Alors je ne sais pas si les suppléments que prennent les végé/vegans sont à la base destinés pour les animaux d'élevage ou pas. Peut être que c'est le cas de certains produits. Mais pas forcément de tous. On peut imaginer que des entreprises se soient développées aussi pour faire de la b12 "éthique" (j'en sais rien hein c'est juste une hypothèse).

Peut être qu'un jour où pourra se dire "et dire que la b12 qu'on prend servait avant à supplémenter les animaux d'élevage !" Et voir ça comme une ineptie parce que ça ne se fera plus et que les entreprises qui fabriquent ces suppléments ne le feront plus pour les animaux mais pour les humains.

Alors au final c'est quoi le mieux/pire ?
Manger des animaux capables de ressentir des émotions, élevés dans des conditions parfois bien dégueulasses et abattus dans des conditions vraiment... je trouve même pas le mot en fait, pour se supplémenter ?
Ou manger les suppléments qui leur sont destinés ? Avec le risque peut être qu'ils soient synthétisés via des animaux, et que lesdits animaux subissent les choses de la façon évoquée au dessus, je le conçois.

Malheureusement il n'existe pas forcément de solution parfaite pour le moment.

Or si on continue de manger de la viande en se disant "à quoi ça sert que j'arrête de manger de la viande vu que je vais devoir me supplémenter avec des produits destinés/venant d'animaux d'élevage ?" ce qu'on fait surtout c'est perdurer un mode de consommation.
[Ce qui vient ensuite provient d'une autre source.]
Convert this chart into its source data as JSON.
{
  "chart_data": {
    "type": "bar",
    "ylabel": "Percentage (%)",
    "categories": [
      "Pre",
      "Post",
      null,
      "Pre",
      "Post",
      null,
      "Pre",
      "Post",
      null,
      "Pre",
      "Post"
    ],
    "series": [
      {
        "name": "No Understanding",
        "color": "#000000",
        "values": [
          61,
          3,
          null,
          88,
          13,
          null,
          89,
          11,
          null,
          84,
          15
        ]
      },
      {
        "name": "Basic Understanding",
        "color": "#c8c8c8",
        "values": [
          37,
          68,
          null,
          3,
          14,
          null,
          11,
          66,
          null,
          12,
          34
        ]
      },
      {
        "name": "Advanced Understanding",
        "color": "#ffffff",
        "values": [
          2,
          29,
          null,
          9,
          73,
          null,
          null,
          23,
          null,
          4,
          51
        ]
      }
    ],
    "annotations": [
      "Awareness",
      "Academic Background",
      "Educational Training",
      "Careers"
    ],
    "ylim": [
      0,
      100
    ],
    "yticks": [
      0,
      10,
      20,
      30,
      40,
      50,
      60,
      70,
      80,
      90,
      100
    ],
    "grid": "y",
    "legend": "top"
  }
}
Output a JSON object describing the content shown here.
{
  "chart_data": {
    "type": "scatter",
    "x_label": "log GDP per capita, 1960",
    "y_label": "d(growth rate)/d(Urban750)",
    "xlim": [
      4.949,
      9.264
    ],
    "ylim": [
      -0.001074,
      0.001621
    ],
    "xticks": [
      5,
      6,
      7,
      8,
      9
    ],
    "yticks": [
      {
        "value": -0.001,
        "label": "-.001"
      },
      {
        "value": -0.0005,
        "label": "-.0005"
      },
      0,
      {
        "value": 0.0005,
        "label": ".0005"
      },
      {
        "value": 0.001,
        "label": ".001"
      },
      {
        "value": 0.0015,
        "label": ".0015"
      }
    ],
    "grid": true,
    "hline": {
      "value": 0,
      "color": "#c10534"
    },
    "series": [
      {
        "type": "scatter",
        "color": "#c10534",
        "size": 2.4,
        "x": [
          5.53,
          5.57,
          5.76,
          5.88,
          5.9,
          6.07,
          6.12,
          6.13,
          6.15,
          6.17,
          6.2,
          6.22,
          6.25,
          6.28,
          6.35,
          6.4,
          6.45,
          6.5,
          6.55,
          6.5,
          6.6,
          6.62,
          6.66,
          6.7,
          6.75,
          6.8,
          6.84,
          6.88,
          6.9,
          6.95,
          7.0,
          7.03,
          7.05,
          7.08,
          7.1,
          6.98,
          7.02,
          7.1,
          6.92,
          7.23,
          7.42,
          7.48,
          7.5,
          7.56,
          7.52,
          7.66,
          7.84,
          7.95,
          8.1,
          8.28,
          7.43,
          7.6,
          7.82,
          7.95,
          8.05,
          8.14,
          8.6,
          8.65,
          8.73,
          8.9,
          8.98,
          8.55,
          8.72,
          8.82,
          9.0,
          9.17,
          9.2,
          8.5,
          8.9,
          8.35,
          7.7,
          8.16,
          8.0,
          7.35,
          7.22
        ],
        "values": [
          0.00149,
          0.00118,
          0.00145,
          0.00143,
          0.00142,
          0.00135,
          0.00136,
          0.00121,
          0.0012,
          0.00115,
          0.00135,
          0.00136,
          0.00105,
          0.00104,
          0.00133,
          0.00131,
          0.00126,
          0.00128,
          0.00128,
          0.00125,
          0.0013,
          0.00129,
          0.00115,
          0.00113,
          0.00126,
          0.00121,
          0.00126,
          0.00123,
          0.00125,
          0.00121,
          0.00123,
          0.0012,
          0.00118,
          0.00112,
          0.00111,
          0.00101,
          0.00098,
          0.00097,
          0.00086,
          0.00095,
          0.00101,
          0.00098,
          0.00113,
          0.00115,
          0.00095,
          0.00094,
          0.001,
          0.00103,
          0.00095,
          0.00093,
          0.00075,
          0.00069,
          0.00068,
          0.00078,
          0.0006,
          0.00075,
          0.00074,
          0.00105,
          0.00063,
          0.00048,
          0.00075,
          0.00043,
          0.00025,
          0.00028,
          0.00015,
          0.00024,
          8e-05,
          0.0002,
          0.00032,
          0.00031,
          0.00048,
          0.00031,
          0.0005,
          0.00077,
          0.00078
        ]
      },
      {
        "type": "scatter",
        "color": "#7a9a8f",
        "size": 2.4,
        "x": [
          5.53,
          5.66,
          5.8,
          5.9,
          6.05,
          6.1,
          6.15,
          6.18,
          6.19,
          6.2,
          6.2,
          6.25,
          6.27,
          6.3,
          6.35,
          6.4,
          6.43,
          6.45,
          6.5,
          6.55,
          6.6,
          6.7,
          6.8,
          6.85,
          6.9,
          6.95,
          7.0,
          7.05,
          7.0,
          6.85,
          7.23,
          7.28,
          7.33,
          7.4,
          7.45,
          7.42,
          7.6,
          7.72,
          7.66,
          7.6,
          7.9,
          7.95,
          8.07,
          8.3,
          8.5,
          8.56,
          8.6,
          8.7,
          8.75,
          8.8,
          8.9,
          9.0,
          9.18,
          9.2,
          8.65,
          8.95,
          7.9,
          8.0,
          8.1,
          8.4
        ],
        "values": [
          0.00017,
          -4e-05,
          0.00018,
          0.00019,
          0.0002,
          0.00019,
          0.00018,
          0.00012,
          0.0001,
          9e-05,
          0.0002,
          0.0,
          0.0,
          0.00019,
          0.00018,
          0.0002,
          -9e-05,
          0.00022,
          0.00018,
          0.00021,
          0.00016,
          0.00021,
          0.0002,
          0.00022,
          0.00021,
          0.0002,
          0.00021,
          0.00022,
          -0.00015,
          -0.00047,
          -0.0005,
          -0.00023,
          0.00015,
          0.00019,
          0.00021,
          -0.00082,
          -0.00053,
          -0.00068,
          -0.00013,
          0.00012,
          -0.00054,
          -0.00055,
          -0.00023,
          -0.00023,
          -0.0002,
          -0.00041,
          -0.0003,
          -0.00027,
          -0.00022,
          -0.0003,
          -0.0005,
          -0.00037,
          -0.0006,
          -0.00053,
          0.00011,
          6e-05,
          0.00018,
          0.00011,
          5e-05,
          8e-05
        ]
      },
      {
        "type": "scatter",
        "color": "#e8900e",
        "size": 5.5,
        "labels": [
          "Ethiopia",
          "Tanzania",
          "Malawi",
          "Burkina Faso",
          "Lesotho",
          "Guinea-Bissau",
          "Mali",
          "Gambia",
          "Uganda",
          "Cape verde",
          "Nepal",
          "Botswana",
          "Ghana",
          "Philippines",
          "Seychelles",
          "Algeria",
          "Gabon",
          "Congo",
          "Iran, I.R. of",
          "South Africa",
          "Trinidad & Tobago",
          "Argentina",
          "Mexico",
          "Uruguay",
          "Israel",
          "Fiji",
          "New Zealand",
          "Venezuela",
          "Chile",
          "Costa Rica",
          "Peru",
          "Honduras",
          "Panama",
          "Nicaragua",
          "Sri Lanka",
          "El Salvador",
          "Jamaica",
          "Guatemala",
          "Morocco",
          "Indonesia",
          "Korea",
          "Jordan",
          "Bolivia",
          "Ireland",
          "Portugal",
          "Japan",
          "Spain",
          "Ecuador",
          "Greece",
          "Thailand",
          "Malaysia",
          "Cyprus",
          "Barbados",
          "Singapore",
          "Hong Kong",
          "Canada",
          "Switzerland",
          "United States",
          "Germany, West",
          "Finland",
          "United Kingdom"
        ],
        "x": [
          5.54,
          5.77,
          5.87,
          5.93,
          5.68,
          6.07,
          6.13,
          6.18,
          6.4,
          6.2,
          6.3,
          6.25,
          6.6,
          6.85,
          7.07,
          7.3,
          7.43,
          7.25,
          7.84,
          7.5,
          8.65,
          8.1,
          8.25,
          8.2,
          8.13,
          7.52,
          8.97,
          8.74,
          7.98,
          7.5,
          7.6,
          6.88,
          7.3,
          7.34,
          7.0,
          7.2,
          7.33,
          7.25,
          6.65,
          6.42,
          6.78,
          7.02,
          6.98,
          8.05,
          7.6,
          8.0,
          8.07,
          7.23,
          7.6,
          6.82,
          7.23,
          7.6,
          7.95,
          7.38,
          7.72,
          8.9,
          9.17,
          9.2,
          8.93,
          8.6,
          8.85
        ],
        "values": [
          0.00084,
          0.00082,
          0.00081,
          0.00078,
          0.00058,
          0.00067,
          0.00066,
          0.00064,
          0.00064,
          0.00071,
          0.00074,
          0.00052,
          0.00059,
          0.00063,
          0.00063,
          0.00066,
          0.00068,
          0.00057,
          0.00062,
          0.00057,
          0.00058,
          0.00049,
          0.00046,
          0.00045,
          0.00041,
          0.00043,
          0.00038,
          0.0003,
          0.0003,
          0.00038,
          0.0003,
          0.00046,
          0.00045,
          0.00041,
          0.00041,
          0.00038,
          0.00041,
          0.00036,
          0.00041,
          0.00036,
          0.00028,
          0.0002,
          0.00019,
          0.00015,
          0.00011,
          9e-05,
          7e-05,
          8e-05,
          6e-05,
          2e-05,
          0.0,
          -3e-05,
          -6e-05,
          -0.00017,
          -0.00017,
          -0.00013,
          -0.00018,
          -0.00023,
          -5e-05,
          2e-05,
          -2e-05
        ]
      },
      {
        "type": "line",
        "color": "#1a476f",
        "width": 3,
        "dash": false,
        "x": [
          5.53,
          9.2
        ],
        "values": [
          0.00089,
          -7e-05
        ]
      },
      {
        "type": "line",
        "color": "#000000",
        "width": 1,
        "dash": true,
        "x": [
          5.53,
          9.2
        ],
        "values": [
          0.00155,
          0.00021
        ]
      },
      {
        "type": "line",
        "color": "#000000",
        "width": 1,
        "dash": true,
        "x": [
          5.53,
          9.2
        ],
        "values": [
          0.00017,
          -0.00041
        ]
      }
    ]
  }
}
Ça empêche dans une certaine mesure, à mon sens, la réflexion concernant tout ça.

Si on veut pousser le raisonnement plus loin au peut même taper sur le milieu pharmaceutique ne serait ce qu'a cause de la production de certains médocs, ou bien des tests effectués. C'est un milieu loin d'être tout rose et parfait. Mais quand il faut se soigner parfois y'a pas le choix.

Et que ce soit pour la b12 ou les médocs je me dis qu'à un moment, c'est pas en étant mort ou en mauvaise santé qu'on changera les choses donc... :)

C'est certainement pas parfait comme raisonnement mais on fait avec ce qu'on nous propose.

P. S. : je suis effectivement végétarienne, au cas où ça se serait pas vu dans mon argumentation ahah.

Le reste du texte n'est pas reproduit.